$656,000 Demanded From Watch Dealer

     LOS ANGELES (CN) - A songwriter and singer claims in court that a onetime friend owes him $656,000 for Rolex watches he sold with counterfeit parts.
     John Mayer, whom Forbes magazine describes as a "celebrity songwriter," sued Robert Maron and Robert Maron Inc. in Superior Court. Forbes describes Maron as a well-known watch dealer; in his lawsuit Mayer calls him "a self-described preeminent expert on wristwatches."
     The lawsuit does not accuse Maron of selling Mayer wholly counterfeit Rolexes, merely watches with non-Rolex replacement parts.
     Mayer claims he met Maron in 2007 and their mutual interest in watches helped them became friends.
     Maron runs his eponymous company out of Los Angeles. Maron "was, plaintiff believed, plaintiff's trusted friend," Mayer says in the lawsuit. Apparently quoting from Maron's website, Mayer claims Maron advertises himself as "a self-described ... person of impeccably integrity."
     Mayer says he spent more than $5 million on Maron's Rolexes.
     In 2010, Mayer claims, he went to Rolex to have one of his watches serviced, and Rolex claimed that his watch was not authentic in all respects.
     When Mayer said as much to Maron, Maron told him "it was a mistake" and "an isolated incident," according to the lawsuit.

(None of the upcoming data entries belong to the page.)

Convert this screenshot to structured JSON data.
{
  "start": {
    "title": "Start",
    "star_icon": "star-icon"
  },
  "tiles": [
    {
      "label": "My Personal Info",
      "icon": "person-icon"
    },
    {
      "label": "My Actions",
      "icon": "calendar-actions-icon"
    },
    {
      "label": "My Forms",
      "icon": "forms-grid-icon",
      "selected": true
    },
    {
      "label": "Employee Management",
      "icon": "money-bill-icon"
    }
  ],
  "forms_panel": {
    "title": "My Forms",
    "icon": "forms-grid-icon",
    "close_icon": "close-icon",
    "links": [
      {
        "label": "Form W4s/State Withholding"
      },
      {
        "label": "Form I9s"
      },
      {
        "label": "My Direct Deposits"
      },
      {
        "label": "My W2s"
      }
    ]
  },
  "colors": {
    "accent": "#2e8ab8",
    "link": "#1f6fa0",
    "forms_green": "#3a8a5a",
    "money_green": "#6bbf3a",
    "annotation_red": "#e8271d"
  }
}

     Mayer claims that Maron took the watch back and credited the price of it toward another Rolex.
     Then in 2011, Rolex told Mayer that another watch was not authentic, as it had a bezel that was not intended for that model and the dial was not a "Rolex" dial.
     Rolex has since confirmed that other watches Mayer bought from Maron contain counterfeit parts, Mayer says in the lawsuit.
     He claims that Maron owes him at least $656,000 for the questionable watches.
     He also seeks punitive damages, for fraud, negligent misrepresentation and breach of contract.
     Mayer is represented by Peter J. Anderson, of Santa Monica.